Nebido is a brand name for the drug testosterone undecanoate, which is a type of androgen hormone. It is a clear, slightly yellowish oily solution for injection and is supplied in vials.
Each vial of Nebido contains 1000 mg of testosterone undecanoate as the active ingredient, along with benzyl benzoate and castor oil.
Nebido is primarily used for the treatment of male hypogonadism, a condition in which the male body does not produce enough testosterone. It is also indicated for the treatment of transgender women undergoing hormone therapy as part of gender reassignment.
Usage and Dosage:
Nebido should be administered only under the supervision of a qualified healthcare professional who is well-versed in the use of androgen hormones.
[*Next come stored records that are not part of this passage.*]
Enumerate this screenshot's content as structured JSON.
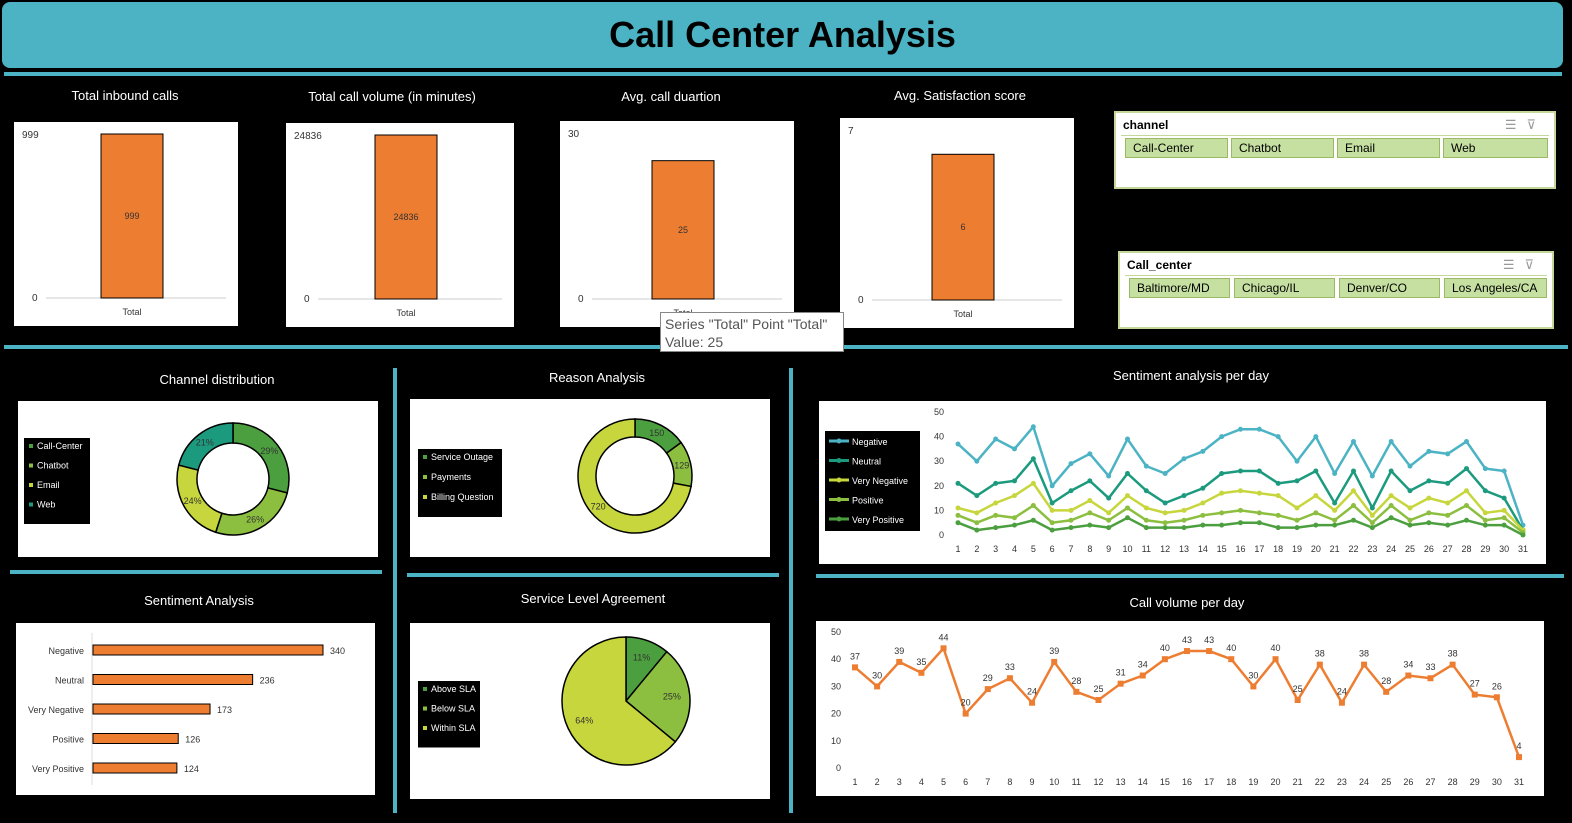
{
  "header": {
    "title": "Call Center Analysis"
  },
  "kpis": [
    {
      "title": "Total inbound calls",
      "axis_max": "999",
      "axis_min": "0",
      "value": 999,
      "ymax": 999,
      "value_label": "999",
      "category": "Total"
    },
    {
      "title": "Total  call volume (in minutes)",
      "axis_max": "24836",
      "axis_min": "0",
      "value": 24836,
      "ymax": 24836,
      "value_label": "24836",
      "category": "Total"
    },
    {
      "title": "Avg. call duartion",
      "axis_max": "30",
      "axis_min": "0",
      "value": 25,
      "ymax": 30,
      "value_label": "25",
      "category": "Total"
    },
    {
      "title": "Avg. Satisfaction score",
      "axis_max": "7",
      "axis_min": "0",
      "value": 6,
      "ymax": 7,
      "value_label": "6",
      "category": "Total"
    }
  ],
  "tooltip": {
    "line1": "Series \"Total\" Point \"Total\"",
    "line2": "Value: 25"
  },
  "slicers": {
    "channel": {
      "title": "channel",
      "items": [
        "Call-Center",
        "Chatbot",
        "Email",
        "Web"
      ]
    },
    "call_center": {
      "title": "Call_center",
      "items": [
        "Baltimore/MD",
        "Chicago/IL",
        "Denver/CO",
        "Los Angeles/CA"
      ]
    }
  },
  "sections": {
    "channel_distribution": "Channel distribution",
    "reason_analysis": "Reason Analysis",
    "sentiment_per_day": "Sentiment analysis per day",
    "sentiment_analysis": "Sentiment Analysis",
    "sla": "Service Level Agreement",
    "call_volume_per_day": "Call volume per day"
  },
  "colors": {
    "accent": "#4BB3C3",
    "bar": "#ED7D31",
    "dark_green": "#2E8B57",
    "green": "#5CA644",
    "lime": "#C6D63C",
    "teal": "#1C9A7E"
  },
  "chart_data": [
    {
      "id": "channel_distribution",
      "type": "pie",
      "donut": true,
      "categories": [
        "Call-Center",
        "Chatbot",
        "Email",
        "Web"
      ],
      "values": [
        29,
        26,
        24,
        21
      ],
      "labels": [
        "29%",
        "26%",
        "24%",
        "21%"
      ],
      "colors": [
        "#4C9F3F",
        "#8CBF3F",
        "#C6D63C",
        "#1C9A7E"
      ]
    },
    {
      "id": "reason_analysis",
      "type": "pie",
      "donut": true,
      "categories": [
        "Service Outage",
        "Payments",
        "Billing Question"
      ],
      "values": [
        150,
        129,
        720
      ],
      "labels": [
        "150",
        "129",
        "720"
      ],
      "colors": [
        "#4C9F3F",
        "#8CBF3F",
        "#C6D63C"
      ]
    },
    {
      "id": "sentiment_analysis",
      "type": "bar",
      "orientation": "horizontal",
      "categories": [
        "Negative",
        "Neutral",
        "Very Negative",
        "Positive",
        "Very Positive"
      ],
      "values": [
        340,
        236,
        173,
        126,
        124
      ],
      "xlim": [
        0,
        340
      ]
    },
    {
      "id": "sla",
      "type": "pie",
      "categories": [
        "Above SLA",
        "Below SLA",
        "Within SLA"
      ],
      "values": [
        11,
        25,
        64
      ],
      "labels": [
        "11%",
        "25%",
        "64%"
      ],
      "colors": [
        "#4C9F3F",
        "#8CBF3F",
        "#C6D63C"
      ]
    },
    {
      "id": "sentiment_per_day",
      "type": "line",
      "x": [
        1,
        2,
        3,
        4,
        5,
        6,
        7,
        8,
        9,
        10,
        11,
        12,
        13,
        14,
        15,
        16,
        17,
        18,
        19,
        20,
        21,
        22,
        23,
        24,
        25,
        26,
        27,
        28,
        29,
        30,
        31
      ],
      "ylim": [
        0,
        50
      ],
      "yticks": [
        0,
        10,
        20,
        30,
        40,
        50
      ],
      "series": [
        {
          "name": "Negative",
          "color": "#4BB3C3",
          "values": [
            37,
            30,
            39,
            35,
            44,
            20,
            29,
            33,
            24,
            39,
            28,
            25,
            31,
            34,
            40,
            43,
            43,
            40,
            30,
            40,
            25,
            38,
            24,
            38,
            28,
            34,
            33,
            38,
            27,
            26,
            4
          ]
        },
        {
          "name": "Neutral",
          "color": "#1C9A7E",
          "values": [
            21,
            16,
            21,
            22,
            31,
            13,
            18,
            22,
            15,
            25,
            18,
            13,
            16,
            19,
            25,
            26,
            26,
            21,
            22,
            26,
            13,
            26,
            11,
            26,
            18,
            22,
            21,
            27,
            18,
            15,
            2
          ]
        },
        {
          "name": "Very Negative",
          "color": "#C6D63C",
          "values": [
            11,
            9,
            13,
            16,
            21,
            10,
            10,
            14,
            9,
            16,
            11,
            9,
            10,
            13,
            17,
            18,
            17,
            16,
            11,
            16,
            10,
            18,
            8,
            16,
            11,
            15,
            13,
            18,
            9,
            10,
            2
          ]
        },
        {
          "name": "Positive",
          "color": "#8CBF3F",
          "values": [
            8,
            5,
            8,
            7,
            12,
            5,
            6,
            9,
            6,
            11,
            6,
            5,
            6,
            8,
            9,
            10,
            9,
            8,
            6,
            9,
            6,
            12,
            5,
            12,
            6,
            9,
            8,
            12,
            6,
            7,
            1
          ]
        },
        {
          "name": "Very Positive",
          "color": "#4C9F3F",
          "values": [
            5,
            2,
            3,
            4,
            6,
            2,
            3,
            4,
            3,
            7,
            3,
            3,
            3,
            4,
            4,
            5,
            5,
            3,
            3,
            4,
            4,
            6,
            3,
            7,
            4,
            5,
            4,
            6,
            4,
            4,
            0
          ]
        }
      ]
    },
    {
      "id": "call_volume_per_day",
      "type": "line",
      "x": [
        1,
        2,
        3,
        4,
        5,
        6,
        7,
        8,
        9,
        10,
        11,
        12,
        13,
        14,
        15,
        16,
        17,
        18,
        19,
        20,
        21,
        22,
        23,
        24,
        25,
        26,
        27,
        28,
        29,
        30,
        31
      ],
      "ylim": [
        0,
        50
      ],
      "yticks": [
        0,
        10,
        20,
        30,
        40,
        50
      ],
      "series": [
        {
          "values": [
            37,
            30,
            39,
            35,
            44,
            20,
            29,
            33,
            24,
            39,
            28,
            25,
            31,
            34,
            40,
            43,
            43,
            40,
            30,
            40,
            25,
            38,
            24,
            38,
            28,
            34,
            33,
            38,
            27,
            26,
            4
          ]
        }
      ]
    }
  ]
}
The recommended dosage typically depends on the patient’s medical history, current hormonal status, and other relevant factors.
For male hypogonadism, the recommended dose of Nebido is 1000 mg administered through intramuscular injection every 10 to 14 weeks. The treatment may continue for an extended duration to maintain optimal testosterone levels. The injection site should be alternated between the left and right buttock muscles.
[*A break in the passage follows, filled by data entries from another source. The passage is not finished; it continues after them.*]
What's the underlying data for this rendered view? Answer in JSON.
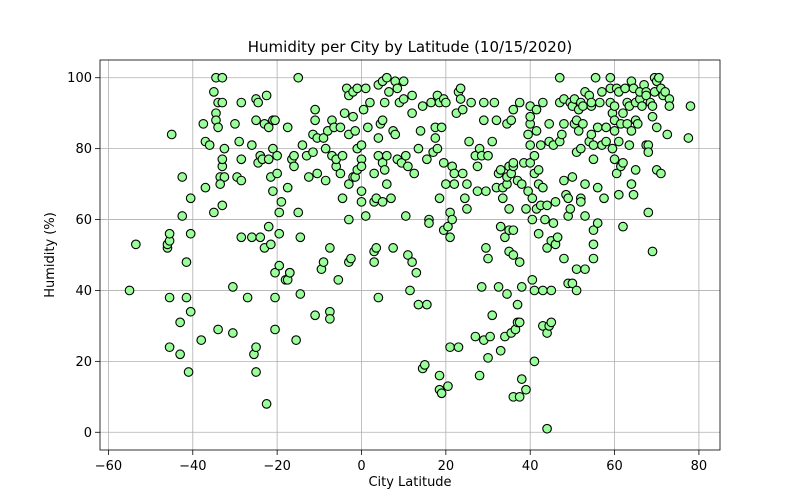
{
  "chart_data": {
    "type": "scatter",
    "title": "Humidity per City by Latitude (10/15/2020)",
    "xlabel": "City Latitude",
    "ylabel": "Humidity (%)",
    "xlim": [
      -62,
      85
    ],
    "ylim": [
      -5,
      105
    ],
    "xticks": [
      -60,
      -40,
      -20,
      0,
      20,
      40,
      60,
      80
    ],
    "yticks": [
      0,
      20,
      40,
      60,
      80,
      100
    ],
    "grid": true,
    "marker_color": "#99ff99",
    "marker_edge": "#000000",
    "points": [
      [
        -55,
        40
      ],
      [
        -53.5,
        53
      ],
      [
        -46,
        52
      ],
      [
        -46,
        53
      ],
      [
        -45.5,
        54
      ],
      [
        -45.5,
        56
      ],
      [
        -45.5,
        24
      ],
      [
        -45.5,
        38
      ],
      [
        -45,
        84
      ],
      [
        -42.5,
        61
      ],
      [
        -42.5,
        72
      ],
      [
        -43,
        31
      ],
      [
        -43,
        22
      ],
      [
        -41.5,
        48
      ],
      [
        -41.5,
        38
      ],
      [
        -40.5,
        56
      ],
      [
        -40.5,
        66
      ],
      [
        -41,
        17
      ],
      [
        -40.5,
        34
      ],
      [
        -38,
        26
      ],
      [
        -37.5,
        87
      ],
      [
        -37,
        82
      ],
      [
        -37,
        69
      ],
      [
        -36,
        81
      ],
      [
        -35,
        96
      ],
      [
        -34.5,
        100
      ],
      [
        -34.5,
        90
      ],
      [
        -34.5,
        88
      ],
      [
        -34,
        86
      ],
      [
        -33.5,
        72
      ],
      [
        -35,
        62
      ],
      [
        -34,
        29
      ],
      [
        -34,
        93
      ],
      [
        -33,
        93
      ],
      [
        -33,
        100
      ],
      [
        -33,
        64
      ],
      [
        -33,
        75
      ],
      [
        -33,
        77
      ],
      [
        -32.5,
        80
      ],
      [
        -32.5,
        72
      ],
      [
        -33.5,
        70
      ],
      [
        -30.5,
        28
      ],
      [
        -30,
        87
      ],
      [
        -30.5,
        41
      ],
      [
        -29.5,
        72
      ],
      [
        -29,
        82
      ],
      [
        -28.5,
        93
      ],
      [
        -28.5,
        55
      ],
      [
        -28.5,
        77
      ],
      [
        -28.5,
        71
      ],
      [
        -27,
        38
      ],
      [
        -26,
        81
      ],
      [
        -26,
        55
      ],
      [
        -25.5,
        22
      ],
      [
        -25,
        24
      ],
      [
        -25,
        17
      ],
      [
        -25,
        94
      ],
      [
        -25,
        88
      ],
      [
        -24.5,
        93
      ],
      [
        -24.5,
        76
      ],
      [
        -24,
        78
      ],
      [
        -24,
        55
      ],
      [
        -23.5,
        77
      ],
      [
        -23,
        52
      ],
      [
        -23,
        87
      ],
      [
        -22.5,
        8
      ],
      [
        -22.5,
        95
      ],
      [
        -22,
        86
      ],
      [
        -22,
        77
      ],
      [
        -22,
        58
      ],
      [
        -21.5,
        72
      ],
      [
        -21.5,
        53
      ],
      [
        -21,
        68
      ],
      [
        -21,
        88
      ],
      [
        -21,
        80
      ],
      [
        -20.5,
        88
      ],
      [
        -20.5,
        45
      ],
      [
        -20.5,
        38
      ],
      [
        -20.5,
        29
      ],
      [
        -20,
        78
      ],
      [
        -20,
        73
      ],
      [
        -19.5,
        62
      ],
      [
        -19.5,
        56
      ],
      [
        -19.5,
        47
      ],
      [
        -19,
        65
      ],
      [
        -18,
        43
      ],
      [
        -17.5,
        86
      ],
      [
        -17.5,
        69
      ],
      [
        -17.5,
        43
      ],
      [
        -17,
        45
      ],
      [
        -17,
        45
      ],
      [
        -16.5,
        77
      ],
      [
        -16,
        78
      ],
      [
        -16,
        75
      ],
      [
        -15.5,
        26
      ],
      [
        -15,
        100
      ],
      [
        -15,
        62
      ],
      [
        -14.5,
        39
      ],
      [
        -14.5,
        55
      ],
      [
        -14,
        81
      ],
      [
        -13,
        78
      ],
      [
        -12.5,
        72
      ],
      [
        -11.5,
        84
      ],
      [
        -11.5,
        79
      ],
      [
        -11,
        91
      ],
      [
        -11,
        88
      ],
      [
        -11,
        33
      ],
      [
        -10.5,
        73
      ],
      [
        -10.5,
        83
      ],
      [
        -9.5,
        46
      ],
      [
        -9,
        48
      ],
      [
        -9,
        83
      ],
      [
        -8.5,
        71
      ],
      [
        -8.5,
        80
      ],
      [
        -8,
        85
      ],
      [
        -7.5,
        52
      ],
      [
        -7.5,
        34
      ],
      [
        -7.5,
        32
      ],
      [
        -7,
        88
      ],
      [
        -7,
        78
      ],
      [
        -6.5,
        86
      ],
      [
        -6,
        75
      ],
      [
        -6,
        77
      ],
      [
        -5.5,
        43
      ],
      [
        -5,
        73
      ],
      [
        -5,
        86
      ],
      [
        -4.5,
        66
      ],
      [
        -4.5,
        78
      ],
      [
        -4,
        90
      ],
      [
        -3.5,
        97
      ],
      [
        -3,
        95
      ],
      [
        -3,
        60
      ],
      [
        -3,
        84
      ],
      [
        -3,
        70
      ],
      [
        -3,
        48
      ],
      [
        -2.5,
        49
      ],
      [
        -2,
        96
      ],
      [
        -2,
        89
      ],
      [
        -2,
        72
      ],
      [
        -1.5,
        72
      ],
      [
        -1.5,
        85
      ],
      [
        -1,
        97
      ],
      [
        -1,
        74
      ],
      [
        -1,
        80
      ],
      [
        0,
        77
      ],
      [
        0,
        65
      ],
      [
        0,
        75
      ],
      [
        0,
        81
      ],
      [
        0,
        68
      ],
      [
        0.5,
        91
      ],
      [
        1,
        61
      ],
      [
        1,
        97
      ],
      [
        1.5,
        86
      ],
      [
        2,
        93
      ],
      [
        3,
        48
      ],
      [
        3,
        51
      ],
      [
        3,
        73
      ],
      [
        3,
        65
      ],
      [
        3.5,
        52
      ],
      [
        3.5,
        66
      ],
      [
        4,
        38
      ],
      [
        4,
        78
      ],
      [
        4,
        98
      ],
      [
        4,
        83
      ],
      [
        4.5,
        87
      ],
      [
        5,
        88
      ],
      [
        5,
        99
      ],
      [
        5,
        65
      ],
      [
        5,
        76
      ],
      [
        5.5,
        93
      ],
      [
        5.5,
        74
      ],
      [
        6,
        100
      ],
      [
        6,
        78
      ],
      [
        6,
        70
      ],
      [
        6.5,
        96
      ],
      [
        7,
        66
      ],
      [
        7.5,
        85
      ],
      [
        7.5,
        52
      ],
      [
        8,
        99
      ],
      [
        8,
        84
      ],
      [
        8.5,
        97
      ],
      [
        8.5,
        77
      ],
      [
        9,
        93
      ],
      [
        9.5,
        76
      ],
      [
        10,
        99
      ],
      [
        10,
        94
      ],
      [
        10.5,
        61
      ],
      [
        10.5,
        78
      ],
      [
        11,
        75
      ],
      [
        11,
        50
      ],
      [
        11.5,
        40
      ],
      [
        12,
        95
      ],
      [
        12,
        90
      ],
      [
        12,
        48
      ],
      [
        12.5,
        73
      ],
      [
        13,
        45
      ],
      [
        13.5,
        36
      ],
      [
        13.5,
        80
      ],
      [
        14,
        85
      ],
      [
        14.5,
        92
      ],
      [
        14.5,
        18
      ],
      [
        15,
        19
      ],
      [
        15.5,
        36
      ],
      [
        15.5,
        77
      ],
      [
        16,
        60
      ],
      [
        16,
        59
      ],
      [
        16.5,
        93
      ],
      [
        17,
        79
      ],
      [
        17.5,
        83
      ],
      [
        17.5,
        86
      ],
      [
        18,
        95
      ],
      [
        18,
        80
      ],
      [
        18.5,
        93
      ],
      [
        18.5,
        66
      ],
      [
        18.5,
        12
      ],
      [
        18.5,
        16
      ],
      [
        19,
        11
      ],
      [
        19,
        86
      ],
      [
        19.5,
        94
      ],
      [
        19.5,
        76
      ],
      [
        19.5,
        57
      ],
      [
        20,
        70
      ],
      [
        20,
        93
      ],
      [
        20.5,
        58
      ],
      [
        20.5,
        13
      ],
      [
        21,
        24
      ],
      [
        21,
        55
      ],
      [
        21,
        62
      ],
      [
        21.5,
        60
      ],
      [
        21.5,
        75
      ],
      [
        22,
        73
      ],
      [
        22,
        70
      ],
      [
        22.5,
        90
      ],
      [
        23,
        24
      ],
      [
        23,
        96
      ],
      [
        23.5,
        94
      ],
      [
        23.5,
        97
      ],
      [
        24,
        91
      ],
      [
        24,
        73
      ],
      [
        24.5,
        66
      ],
      [
        25,
        63
      ],
      [
        25,
        70
      ],
      [
        25.5,
        82
      ],
      [
        26,
        93
      ],
      [
        27,
        78
      ],
      [
        27,
        27
      ],
      [
        27.5,
        75
      ],
      [
        27.5,
        68
      ],
      [
        28,
        16
      ],
      [
        28,
        80
      ],
      [
        28.5,
        78
      ],
      [
        28.5,
        41
      ],
      [
        29,
        93
      ],
      [
        29,
        88
      ],
      [
        29,
        26
      ],
      [
        29.5,
        68
      ],
      [
        29.5,
        52
      ],
      [
        30,
        49
      ],
      [
        30,
        21
      ],
      [
        30,
        78
      ],
      [
        30.5,
        27
      ],
      [
        31,
        33
      ],
      [
        31,
        82
      ],
      [
        31.5,
        93
      ],
      [
        32,
        69
      ],
      [
        32,
        88
      ],
      [
        32.5,
        73
      ],
      [
        32.5,
        41
      ],
      [
        33,
        23
      ],
      [
        33,
        58
      ],
      [
        33,
        74
      ],
      [
        33.5,
        66
      ],
      [
        33.5,
        69
      ],
      [
        34,
        27
      ],
      [
        34,
        55
      ],
      [
        34.5,
        70
      ],
      [
        34.5,
        39
      ],
      [
        34.5,
        72
      ],
      [
        34.5,
        87
      ],
      [
        35,
        51
      ],
      [
        35,
        57
      ],
      [
        35,
        75
      ],
      [
        35,
        63
      ],
      [
        35.5,
        28
      ],
      [
        35.5,
        73
      ],
      [
        35.5,
        88
      ],
      [
        36,
        91
      ],
      [
        36,
        75
      ],
      [
        36,
        57
      ],
      [
        36,
        50
      ],
      [
        36,
        10
      ],
      [
        36,
        76
      ],
      [
        36.5,
        29
      ],
      [
        37,
        31
      ],
      [
        37,
        71
      ],
      [
        37,
        36
      ],
      [
        37.5,
        10
      ],
      [
        37.5,
        31
      ],
      [
        37.5,
        48
      ],
      [
        37.5,
        93
      ],
      [
        38,
        15
      ],
      [
        38,
        70
      ],
      [
        38,
        41
      ],
      [
        38.5,
        76
      ],
      [
        39,
        63
      ],
      [
        39,
        12
      ],
      [
        39.5,
        84
      ],
      [
        39.5,
        68
      ],
      [
        40,
        81
      ],
      [
        40,
        87
      ],
      [
        40,
        89
      ],
      [
        40,
        76
      ],
      [
        40,
        92
      ],
      [
        40.5,
        43
      ],
      [
        40.5,
        60
      ],
      [
        40.5,
        66
      ],
      [
        41,
        20
      ],
      [
        41,
        40
      ],
      [
        41,
        78
      ],
      [
        41,
        73
      ],
      [
        41.5,
        91
      ],
      [
        41.5,
        63
      ],
      [
        41.5,
        85
      ],
      [
        42,
        74
      ],
      [
        42,
        70
      ],
      [
        42,
        56
      ],
      [
        42.5,
        81
      ],
      [
        42.5,
        64
      ],
      [
        43,
        93
      ],
      [
        43,
        69
      ],
      [
        43,
        30
      ],
      [
        43,
        40
      ],
      [
        43.5,
        60
      ],
      [
        44,
        64
      ],
      [
        44,
        1
      ],
      [
        44,
        28
      ],
      [
        44,
        52
      ],
      [
        44.5,
        30
      ],
      [
        44.5,
        82
      ],
      [
        44.5,
        87
      ],
      [
        45,
        31
      ],
      [
        45,
        54
      ],
      [
        45,
        40
      ],
      [
        45.5,
        59
      ],
      [
        45.5,
        81
      ],
      [
        46,
        65
      ],
      [
        46,
        53
      ],
      [
        46.5,
        55
      ],
      [
        47,
        93
      ],
      [
        47,
        82
      ],
      [
        47,
        100
      ],
      [
        47.5,
        84
      ],
      [
        48,
        87
      ],
      [
        48,
        94
      ],
      [
        48,
        71
      ],
      [
        48,
        49
      ],
      [
        48.5,
        67
      ],
      [
        49,
        66
      ],
      [
        49,
        42
      ],
      [
        49,
        61
      ],
      [
        49.5,
        93
      ],
      [
        49.5,
        63
      ],
      [
        50,
        42
      ],
      [
        50,
        72
      ],
      [
        50,
        92
      ],
      [
        50.5,
        94
      ],
      [
        50.5,
        87
      ],
      [
        51,
        88
      ],
      [
        51,
        46
      ],
      [
        51,
        79
      ],
      [
        51,
        40
      ],
      [
        51.5,
        91
      ],
      [
        51.5,
        85
      ],
      [
        52,
        66
      ],
      [
        52,
        65
      ],
      [
        52,
        93
      ],
      [
        52,
        80
      ],
      [
        52.5,
        92
      ],
      [
        52.5,
        87
      ],
      [
        53,
        96
      ],
      [
        53,
        70
      ],
      [
        53,
        61
      ],
      [
        53,
        46
      ],
      [
        54,
        95
      ],
      [
        54,
        82
      ],
      [
        54.5,
        92
      ],
      [
        54.5,
        93
      ],
      [
        54.5,
        84
      ],
      [
        55,
        77
      ],
      [
        55,
        57
      ],
      [
        55,
        53
      ],
      [
        55,
        49
      ],
      [
        55,
        81
      ],
      [
        55.5,
        100
      ],
      [
        56,
        86
      ],
      [
        56,
        69
      ],
      [
        56,
        59
      ],
      [
        56.5,
        93
      ],
      [
        57,
        96
      ],
      [
        57,
        81
      ],
      [
        57.5,
        66
      ],
      [
        58,
        82
      ],
      [
        58,
        86
      ],
      [
        59,
        93
      ],
      [
        59,
        100
      ],
      [
        59,
        97
      ],
      [
        59.5,
        90
      ],
      [
        59.5,
        80
      ],
      [
        60,
        85
      ],
      [
        60,
        92
      ],
      [
        60,
        88
      ],
      [
        60,
        77
      ],
      [
        60.5,
        97
      ],
      [
        60.5,
        73
      ],
      [
        61,
        67
      ],
      [
        61,
        82
      ],
      [
        61,
        96
      ],
      [
        61.5,
        87
      ],
      [
        61.5,
        75
      ],
      [
        62,
        58
      ],
      [
        62,
        76
      ],
      [
        62,
        90
      ],
      [
        62.5,
        97
      ],
      [
        63,
        87
      ],
      [
        63,
        93
      ],
      [
        63.5,
        92
      ],
      [
        63.5,
        81
      ],
      [
        64,
        99
      ],
      [
        64,
        85
      ],
      [
        64,
        70
      ],
      [
        64.5,
        97
      ],
      [
        64.5,
        67
      ],
      [
        65,
        93
      ],
      [
        65,
        88
      ],
      [
        65,
        74
      ],
      [
        65.5,
        87
      ],
      [
        66,
        94
      ],
      [
        66,
        96
      ],
      [
        66.5,
        92
      ],
      [
        67,
        98
      ],
      [
        67.5,
        96
      ],
      [
        67.5,
        95
      ],
      [
        67.5,
        81
      ],
      [
        68,
        62
      ],
      [
        68,
        81
      ],
      [
        68,
        79
      ],
      [
        68.5,
        93
      ],
      [
        69,
        89
      ],
      [
        69,
        92
      ],
      [
        69,
        51
      ],
      [
        69.5,
        100
      ],
      [
        69.5,
        96
      ],
      [
        70,
        99
      ],
      [
        70,
        74
      ],
      [
        70,
        86
      ],
      [
        70.5,
        100
      ],
      [
        71,
        97
      ],
      [
        71,
        73
      ],
      [
        71.5,
        95
      ],
      [
        72,
        96
      ],
      [
        72.5,
        84
      ],
      [
        73,
        94
      ],
      [
        73,
        92
      ],
      [
        77.5,
        83
      ],
      [
        78,
        92
      ]
    ]
  }
}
For transgender women, the dose of Nebido may vary, but generally, a lower dose of 250-500 mg is administered every 2-4 weeks.
Nebido should be stored at room temperature (15-25°C or 59-77°F) in its original container until use. Prolonged exposure to light should be avoided. Unused portions of the vial should not be saved for future use.
Mechanism of Action:
Nebido works by increasing the levels of testosterone in the body, resulting in the development and maintenance of male sexual characteristics, including the growth and maintenance of the prostate, seminal vesicles, penis, and scrotum. It also stimulates the growth of bone and muscle mass, and red blood cell production.
Nebido is contraindicated in patients with a known hypersensitivity to testosterone undecanoate or any of the other ingredients in the formulation. It should not be used in women, especially during pregnancy and breastfeeding, as it may cause fetal harm and masculinization of the female fetus. Nebido should also be avoided by patients with prostate or breast cancer.
Nebido may interact with other medicines, causing adverse effects. Patients must inform their doctor if they are taking any prescription or over-the-counter medicines, herbal remedies, or dietary supplements before starting treatment with Nebido.
The common side effects observed with Nebido include acne, mood swings, headache, nausea, hot flushes, increased blood pressure, hair loss, and injection site pain and swelling. Serious side effects such as blood clots, liver damage, and prostate cancer can also occur, but they are rare.
In conclusion, Nebido is a powerful androgen hormone replacement therapy drug used to treat male hypogonadism and transgender hormone therapy. It should be used only under the supervision of a doctor and following his prescribed dosage. Patients should be monitored closely for side effects and report them to their healthcare provider immediately.